Uno de los elementos que hace saludable y vibrante una democracia es el flujo irrestricto de las ideas. El debate político es esencial para que las mejores ideas y propuestas surjan y florezcan.
Cuando las votaciones son para individuos y no para partidos, entonces, el intercambio de ideas y los debates sobre éstas permiten ver con más claridad la luz de buenas opciones o cursos a seguir.
En el sistema de votación directa, los diputados se verían obligados a ganar con base a sus méritos y los aportes intelectuales correspondiente. Al fin y al cabo, ese es su trabajo, aportar las ideas legales que nos regirán como pueblo.
Pero, cualquiera se preguntará, si son los mismos diputados los que hacen las reglas del juego, ¿cómo será posible que cambien las leyes electorales?
Tal vez, y eso espero, cada vez, más personas hablarán del tema y llegará el momento cuando tantos lo hablen que la ola será incontenible. No es un sueño eso. La historia nos da tal esperanza.
Recuerda, si quieres participar has click en donde dice “no comments” o “x comments” y llena la información requerida.
Bueno por lo menos en un futuro cercano lo veo inviable . Lo digo por la mentalidad de ciertos sectores y partidos politicos q no les conviene cambiar el sistema. Pero quiza en un futuro todavía muy lejano esto cambie y el sistema igualmente cambie.
Esa forma de democracia que planteas es una utopía, porque para cuando suceda en un futuro los requerimientos académicos serán innumerables y en un país subdesarrollado como el nuestro la mayor parte de la población no puede costeárselos y no van a concordar con el salario público para este cargo.

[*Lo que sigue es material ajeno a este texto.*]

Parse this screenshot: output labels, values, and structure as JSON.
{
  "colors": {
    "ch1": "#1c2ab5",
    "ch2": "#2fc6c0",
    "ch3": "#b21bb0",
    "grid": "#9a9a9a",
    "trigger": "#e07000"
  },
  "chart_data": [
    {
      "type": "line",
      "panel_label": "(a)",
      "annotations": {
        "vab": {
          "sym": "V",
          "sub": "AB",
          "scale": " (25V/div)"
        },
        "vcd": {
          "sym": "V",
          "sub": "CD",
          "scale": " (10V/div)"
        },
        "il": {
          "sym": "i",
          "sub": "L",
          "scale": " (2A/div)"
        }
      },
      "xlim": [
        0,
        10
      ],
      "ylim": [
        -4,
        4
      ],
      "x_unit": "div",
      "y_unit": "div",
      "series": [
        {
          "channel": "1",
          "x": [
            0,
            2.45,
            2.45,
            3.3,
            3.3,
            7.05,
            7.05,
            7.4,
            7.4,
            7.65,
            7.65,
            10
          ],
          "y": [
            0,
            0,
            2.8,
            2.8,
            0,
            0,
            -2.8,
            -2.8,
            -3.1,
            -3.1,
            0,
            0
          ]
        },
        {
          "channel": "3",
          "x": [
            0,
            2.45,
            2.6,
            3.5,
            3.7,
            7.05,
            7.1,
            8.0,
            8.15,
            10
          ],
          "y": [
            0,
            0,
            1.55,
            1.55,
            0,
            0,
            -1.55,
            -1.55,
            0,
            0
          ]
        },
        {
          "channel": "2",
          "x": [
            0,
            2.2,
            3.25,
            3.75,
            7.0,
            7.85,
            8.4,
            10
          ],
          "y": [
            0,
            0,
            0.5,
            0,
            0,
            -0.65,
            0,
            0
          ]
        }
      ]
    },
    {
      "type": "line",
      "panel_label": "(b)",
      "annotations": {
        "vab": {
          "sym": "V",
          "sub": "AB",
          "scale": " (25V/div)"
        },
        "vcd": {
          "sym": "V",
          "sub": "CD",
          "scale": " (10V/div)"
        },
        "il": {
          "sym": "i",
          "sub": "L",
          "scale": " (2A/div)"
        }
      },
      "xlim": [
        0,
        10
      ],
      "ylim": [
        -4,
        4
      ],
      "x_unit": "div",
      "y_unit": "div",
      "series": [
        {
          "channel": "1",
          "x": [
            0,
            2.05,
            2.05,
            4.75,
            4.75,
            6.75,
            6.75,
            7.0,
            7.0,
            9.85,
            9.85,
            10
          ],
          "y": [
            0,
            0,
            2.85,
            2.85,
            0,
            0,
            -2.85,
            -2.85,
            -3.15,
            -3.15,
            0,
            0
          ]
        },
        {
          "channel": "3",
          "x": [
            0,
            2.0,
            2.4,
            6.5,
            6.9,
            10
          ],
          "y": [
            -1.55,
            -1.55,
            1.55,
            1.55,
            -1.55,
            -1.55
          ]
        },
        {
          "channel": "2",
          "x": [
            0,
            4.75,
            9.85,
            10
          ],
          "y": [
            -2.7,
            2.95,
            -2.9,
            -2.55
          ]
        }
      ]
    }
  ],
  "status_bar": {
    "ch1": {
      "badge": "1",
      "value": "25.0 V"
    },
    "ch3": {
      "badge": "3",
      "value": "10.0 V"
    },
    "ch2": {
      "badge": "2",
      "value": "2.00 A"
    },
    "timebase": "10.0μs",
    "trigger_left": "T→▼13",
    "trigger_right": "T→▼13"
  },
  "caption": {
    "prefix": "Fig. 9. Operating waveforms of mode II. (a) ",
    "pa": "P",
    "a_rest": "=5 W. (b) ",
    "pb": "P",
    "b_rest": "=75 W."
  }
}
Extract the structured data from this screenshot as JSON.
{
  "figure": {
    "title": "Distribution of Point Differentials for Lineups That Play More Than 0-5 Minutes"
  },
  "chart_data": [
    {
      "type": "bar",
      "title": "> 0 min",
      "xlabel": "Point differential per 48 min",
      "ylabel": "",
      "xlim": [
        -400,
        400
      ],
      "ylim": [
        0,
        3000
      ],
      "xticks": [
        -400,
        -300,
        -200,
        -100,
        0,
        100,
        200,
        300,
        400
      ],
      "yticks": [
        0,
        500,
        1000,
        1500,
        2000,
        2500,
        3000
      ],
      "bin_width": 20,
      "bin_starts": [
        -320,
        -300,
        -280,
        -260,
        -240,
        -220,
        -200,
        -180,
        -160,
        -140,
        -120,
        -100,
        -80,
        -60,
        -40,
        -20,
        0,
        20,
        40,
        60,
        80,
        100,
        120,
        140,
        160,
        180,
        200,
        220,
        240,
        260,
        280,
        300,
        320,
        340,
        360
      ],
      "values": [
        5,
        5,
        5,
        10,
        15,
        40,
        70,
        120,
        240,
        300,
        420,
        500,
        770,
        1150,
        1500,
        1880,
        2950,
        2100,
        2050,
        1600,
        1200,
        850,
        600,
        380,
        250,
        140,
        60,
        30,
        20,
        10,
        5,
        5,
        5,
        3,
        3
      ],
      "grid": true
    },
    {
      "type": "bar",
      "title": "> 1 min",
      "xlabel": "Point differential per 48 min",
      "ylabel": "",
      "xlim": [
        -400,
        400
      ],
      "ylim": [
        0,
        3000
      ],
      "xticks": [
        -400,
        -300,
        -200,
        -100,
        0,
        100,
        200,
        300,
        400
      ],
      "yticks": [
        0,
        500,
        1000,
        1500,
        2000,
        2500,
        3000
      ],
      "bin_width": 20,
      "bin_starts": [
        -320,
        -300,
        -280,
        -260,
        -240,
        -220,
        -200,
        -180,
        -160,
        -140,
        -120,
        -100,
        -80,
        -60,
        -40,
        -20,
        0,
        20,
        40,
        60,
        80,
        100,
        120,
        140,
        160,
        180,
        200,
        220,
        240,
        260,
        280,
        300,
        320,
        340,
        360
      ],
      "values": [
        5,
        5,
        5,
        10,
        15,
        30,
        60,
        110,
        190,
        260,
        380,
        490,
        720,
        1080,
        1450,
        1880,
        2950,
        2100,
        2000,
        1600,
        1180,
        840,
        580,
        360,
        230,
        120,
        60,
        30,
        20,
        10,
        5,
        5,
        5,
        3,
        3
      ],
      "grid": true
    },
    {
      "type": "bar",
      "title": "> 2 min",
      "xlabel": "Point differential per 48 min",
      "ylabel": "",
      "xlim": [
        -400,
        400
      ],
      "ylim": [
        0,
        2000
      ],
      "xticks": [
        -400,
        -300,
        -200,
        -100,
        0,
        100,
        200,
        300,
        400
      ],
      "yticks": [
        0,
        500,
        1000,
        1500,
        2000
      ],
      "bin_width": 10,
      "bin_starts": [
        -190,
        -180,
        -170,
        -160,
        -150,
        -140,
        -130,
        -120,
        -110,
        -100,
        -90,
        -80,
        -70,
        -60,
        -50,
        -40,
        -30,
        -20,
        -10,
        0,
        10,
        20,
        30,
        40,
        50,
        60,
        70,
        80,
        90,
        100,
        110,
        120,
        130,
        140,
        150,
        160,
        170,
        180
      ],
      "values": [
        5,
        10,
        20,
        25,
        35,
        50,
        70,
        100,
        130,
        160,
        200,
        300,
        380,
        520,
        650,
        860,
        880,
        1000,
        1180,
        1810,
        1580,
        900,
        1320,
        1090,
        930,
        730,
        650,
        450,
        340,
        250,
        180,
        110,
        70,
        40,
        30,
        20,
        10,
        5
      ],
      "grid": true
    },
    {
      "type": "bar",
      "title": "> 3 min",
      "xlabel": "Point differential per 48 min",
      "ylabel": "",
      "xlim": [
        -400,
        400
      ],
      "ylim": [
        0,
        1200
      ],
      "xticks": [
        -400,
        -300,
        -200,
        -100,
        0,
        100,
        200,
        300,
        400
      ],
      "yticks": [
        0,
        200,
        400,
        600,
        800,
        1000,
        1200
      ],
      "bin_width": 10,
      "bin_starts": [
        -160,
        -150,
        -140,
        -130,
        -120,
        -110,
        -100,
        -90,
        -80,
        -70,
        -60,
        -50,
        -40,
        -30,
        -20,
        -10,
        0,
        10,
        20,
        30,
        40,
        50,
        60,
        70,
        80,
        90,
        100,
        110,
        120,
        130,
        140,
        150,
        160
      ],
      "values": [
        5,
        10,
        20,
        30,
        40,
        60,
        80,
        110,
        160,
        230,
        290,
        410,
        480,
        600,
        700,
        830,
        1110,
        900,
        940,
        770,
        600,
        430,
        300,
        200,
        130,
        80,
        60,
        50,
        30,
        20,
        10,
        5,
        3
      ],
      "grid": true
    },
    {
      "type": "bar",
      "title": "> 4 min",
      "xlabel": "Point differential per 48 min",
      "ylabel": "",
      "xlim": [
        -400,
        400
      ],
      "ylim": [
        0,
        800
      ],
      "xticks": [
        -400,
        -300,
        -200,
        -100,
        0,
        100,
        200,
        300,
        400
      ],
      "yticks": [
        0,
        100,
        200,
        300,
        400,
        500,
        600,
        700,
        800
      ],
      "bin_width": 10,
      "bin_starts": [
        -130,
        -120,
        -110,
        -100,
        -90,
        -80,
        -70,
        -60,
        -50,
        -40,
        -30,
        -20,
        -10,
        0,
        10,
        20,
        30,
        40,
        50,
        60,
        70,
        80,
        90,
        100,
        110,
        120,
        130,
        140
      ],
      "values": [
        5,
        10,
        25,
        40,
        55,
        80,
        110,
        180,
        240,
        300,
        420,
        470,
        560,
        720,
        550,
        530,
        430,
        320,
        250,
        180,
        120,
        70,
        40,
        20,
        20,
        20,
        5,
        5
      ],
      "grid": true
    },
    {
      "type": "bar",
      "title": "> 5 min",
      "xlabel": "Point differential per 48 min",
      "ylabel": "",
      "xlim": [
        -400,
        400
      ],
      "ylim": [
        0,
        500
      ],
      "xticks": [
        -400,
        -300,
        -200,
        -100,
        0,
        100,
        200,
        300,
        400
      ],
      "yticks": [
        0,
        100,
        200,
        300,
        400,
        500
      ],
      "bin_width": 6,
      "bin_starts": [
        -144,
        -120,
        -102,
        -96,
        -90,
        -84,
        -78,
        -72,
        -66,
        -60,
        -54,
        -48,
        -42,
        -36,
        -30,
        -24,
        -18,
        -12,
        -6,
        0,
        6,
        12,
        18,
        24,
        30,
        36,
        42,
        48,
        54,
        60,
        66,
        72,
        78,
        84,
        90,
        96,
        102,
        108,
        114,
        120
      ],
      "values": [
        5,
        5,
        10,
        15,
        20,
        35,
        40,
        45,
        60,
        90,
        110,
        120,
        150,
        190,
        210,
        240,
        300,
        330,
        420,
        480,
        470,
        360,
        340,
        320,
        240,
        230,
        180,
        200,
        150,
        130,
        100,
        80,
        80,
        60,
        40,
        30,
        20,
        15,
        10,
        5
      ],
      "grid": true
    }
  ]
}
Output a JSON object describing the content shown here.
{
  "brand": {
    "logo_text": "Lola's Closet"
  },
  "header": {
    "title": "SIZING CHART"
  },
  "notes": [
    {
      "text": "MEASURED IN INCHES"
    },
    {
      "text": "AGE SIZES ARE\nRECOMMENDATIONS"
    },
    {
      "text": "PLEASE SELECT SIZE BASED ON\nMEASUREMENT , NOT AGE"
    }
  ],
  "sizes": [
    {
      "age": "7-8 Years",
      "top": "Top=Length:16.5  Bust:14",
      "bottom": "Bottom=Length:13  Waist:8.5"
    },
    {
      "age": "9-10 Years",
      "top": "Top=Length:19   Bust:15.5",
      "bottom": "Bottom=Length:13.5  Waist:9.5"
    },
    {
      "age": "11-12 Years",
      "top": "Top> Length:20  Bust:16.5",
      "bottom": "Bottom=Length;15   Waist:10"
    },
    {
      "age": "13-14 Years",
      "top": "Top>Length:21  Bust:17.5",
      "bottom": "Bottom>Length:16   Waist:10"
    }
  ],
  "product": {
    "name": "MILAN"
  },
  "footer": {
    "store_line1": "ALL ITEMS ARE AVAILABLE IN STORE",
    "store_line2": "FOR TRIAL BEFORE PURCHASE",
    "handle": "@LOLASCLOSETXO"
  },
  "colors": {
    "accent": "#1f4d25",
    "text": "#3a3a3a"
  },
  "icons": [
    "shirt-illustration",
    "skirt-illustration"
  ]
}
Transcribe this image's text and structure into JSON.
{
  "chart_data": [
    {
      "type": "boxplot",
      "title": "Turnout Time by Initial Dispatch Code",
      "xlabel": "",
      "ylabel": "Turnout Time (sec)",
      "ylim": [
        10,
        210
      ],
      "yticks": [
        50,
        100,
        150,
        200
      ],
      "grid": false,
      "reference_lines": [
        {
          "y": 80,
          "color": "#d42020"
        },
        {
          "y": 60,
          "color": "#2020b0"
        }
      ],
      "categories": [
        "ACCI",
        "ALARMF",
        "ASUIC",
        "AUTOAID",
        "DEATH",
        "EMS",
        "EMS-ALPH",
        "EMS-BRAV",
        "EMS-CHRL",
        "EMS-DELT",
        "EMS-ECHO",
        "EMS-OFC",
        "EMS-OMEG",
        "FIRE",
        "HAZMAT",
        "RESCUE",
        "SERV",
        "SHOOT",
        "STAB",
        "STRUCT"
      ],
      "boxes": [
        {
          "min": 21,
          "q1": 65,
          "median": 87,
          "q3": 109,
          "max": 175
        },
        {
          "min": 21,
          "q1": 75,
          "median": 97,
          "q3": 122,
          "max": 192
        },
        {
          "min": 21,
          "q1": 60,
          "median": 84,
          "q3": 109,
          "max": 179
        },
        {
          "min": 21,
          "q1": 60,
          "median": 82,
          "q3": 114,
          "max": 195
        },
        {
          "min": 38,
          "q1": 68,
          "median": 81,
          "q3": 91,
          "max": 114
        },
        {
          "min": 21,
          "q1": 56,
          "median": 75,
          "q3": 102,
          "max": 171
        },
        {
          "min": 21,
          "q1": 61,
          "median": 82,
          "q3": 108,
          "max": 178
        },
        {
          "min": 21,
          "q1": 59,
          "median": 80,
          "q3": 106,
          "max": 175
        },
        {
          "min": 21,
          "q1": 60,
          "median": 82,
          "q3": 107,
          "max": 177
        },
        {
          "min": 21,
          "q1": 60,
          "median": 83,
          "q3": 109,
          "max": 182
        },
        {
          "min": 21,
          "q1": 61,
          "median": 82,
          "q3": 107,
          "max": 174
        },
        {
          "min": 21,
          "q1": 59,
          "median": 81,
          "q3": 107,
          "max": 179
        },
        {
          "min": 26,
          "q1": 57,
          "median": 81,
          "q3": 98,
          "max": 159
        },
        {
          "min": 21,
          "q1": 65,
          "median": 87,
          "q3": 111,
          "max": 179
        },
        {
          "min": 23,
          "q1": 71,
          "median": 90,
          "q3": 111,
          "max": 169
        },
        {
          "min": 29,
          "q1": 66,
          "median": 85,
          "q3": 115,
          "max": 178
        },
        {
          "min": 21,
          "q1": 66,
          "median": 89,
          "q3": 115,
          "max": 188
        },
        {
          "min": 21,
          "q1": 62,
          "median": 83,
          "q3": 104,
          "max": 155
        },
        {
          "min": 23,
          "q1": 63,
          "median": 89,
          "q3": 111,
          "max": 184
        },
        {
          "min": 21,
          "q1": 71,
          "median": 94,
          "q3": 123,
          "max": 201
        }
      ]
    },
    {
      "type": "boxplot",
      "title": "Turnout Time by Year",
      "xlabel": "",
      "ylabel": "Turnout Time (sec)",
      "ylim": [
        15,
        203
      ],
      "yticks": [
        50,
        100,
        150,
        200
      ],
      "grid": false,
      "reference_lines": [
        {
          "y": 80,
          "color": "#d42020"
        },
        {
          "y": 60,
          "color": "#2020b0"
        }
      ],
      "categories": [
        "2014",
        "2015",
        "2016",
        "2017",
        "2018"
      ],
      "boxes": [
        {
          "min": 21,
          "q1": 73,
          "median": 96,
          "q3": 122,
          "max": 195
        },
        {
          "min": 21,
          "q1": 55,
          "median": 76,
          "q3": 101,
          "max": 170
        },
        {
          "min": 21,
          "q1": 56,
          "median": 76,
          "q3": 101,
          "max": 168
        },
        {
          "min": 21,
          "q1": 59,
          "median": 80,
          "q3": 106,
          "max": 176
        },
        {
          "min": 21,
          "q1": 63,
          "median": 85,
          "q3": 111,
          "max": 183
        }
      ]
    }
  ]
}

Además, qué grupo de poder político estaría contento de aportar sus recursos para el proselitismo de un diputado, si al legislar satisfaga las necesidades y preferencias de quienes lo eligieron pero afecte los intereses de su partido? Yo creo que ninguno.
Para ser realmente democráticos y para que haya un equilibrio, entre los diputados deberían haber algunos que sean representativos de cada sector, así del empresarial, de los mercados, del transporte, de las zonas más pobres, etc., porque cada uno de ellos conoce y entiende perfectamente cuáles son sus necesidades.
No menospreciemos a los que no han tenido la oportunidad de estudiar una carrera universitaria, ésto se llama discriminación y muchas veces son éstos los que tienen mejores ideas y formas de conducir un país (no es que esté a favor de Saca), y es que cuántos líderes tenemos en la historia sin un título académico, pero que han sido autodidactas, eruditos, sabios y capaces de movilizar grandes masas.
Contrario a muchos que se llenan la boca diciendo que tienen no sé cuántos títulos en no sé que países, que hablan no sé cuántos idiomas y son unos ineptos que creen tener la verdad absoluta y se creen dueños del universo. Nunca se despojan del Narcizo que llevan dentro y hasta se hacen rodear por gente menos instruída para sentirse admirados y elogiados.
Es difícil que una persona no se deje llevar por el poder, si no miremos a Arnold Schwarzenegger, un inmigrante al que Estados Unidos le abrió las puertas y ahora él se las cierra al resto de inmigrantes.
Comparto plenamente tu optimismo. Aún cuando por ser los que actualmente usufructan el injusto poder que les hemos concedido, debido al perverso sistema que les permite mantener secuestrado al País, los que tendrían que aprobar la reforma del mismo, nosotros seguimos confiando en el pueblo, que algún día en el paroxismo de su indignación levantará su poderosa voz y lanzará un BASTA YA que doblegará la prepotencia de los que se han creído dueños de la nación. Existe un maravilloso ejemplo de lo que afirmo. Recordemos que cuando los Diputados decidieron recetarse monumentales aumentos de sus ingresos, fué tan unánime la indignación que esto produjo que vergonzantemente se vieron obligados a dar marcha atrás a sus pretenciones, dando explicaciones tratando de exonerarse de responsabilidad de la vergonzosa decisión, cuando es evidente que todos, absolutamente todos estaban felices y contentos con la gangería que pretendieron. De no ser por la protesta ensordecedora que escucharon del pueblo jamás habrrían renunciado a los exorbitantes aumentos.
Cuando con nuestros esfuerzos logremos que la población tome conciencia de lo que significa verse excluido de ejercer el derecho de elegir a sus representantes, su indignación será tal que no habrá fuerza capaz de contener su arrolladora protesta que obligará a los políticos a reformar el sistema que padecemos.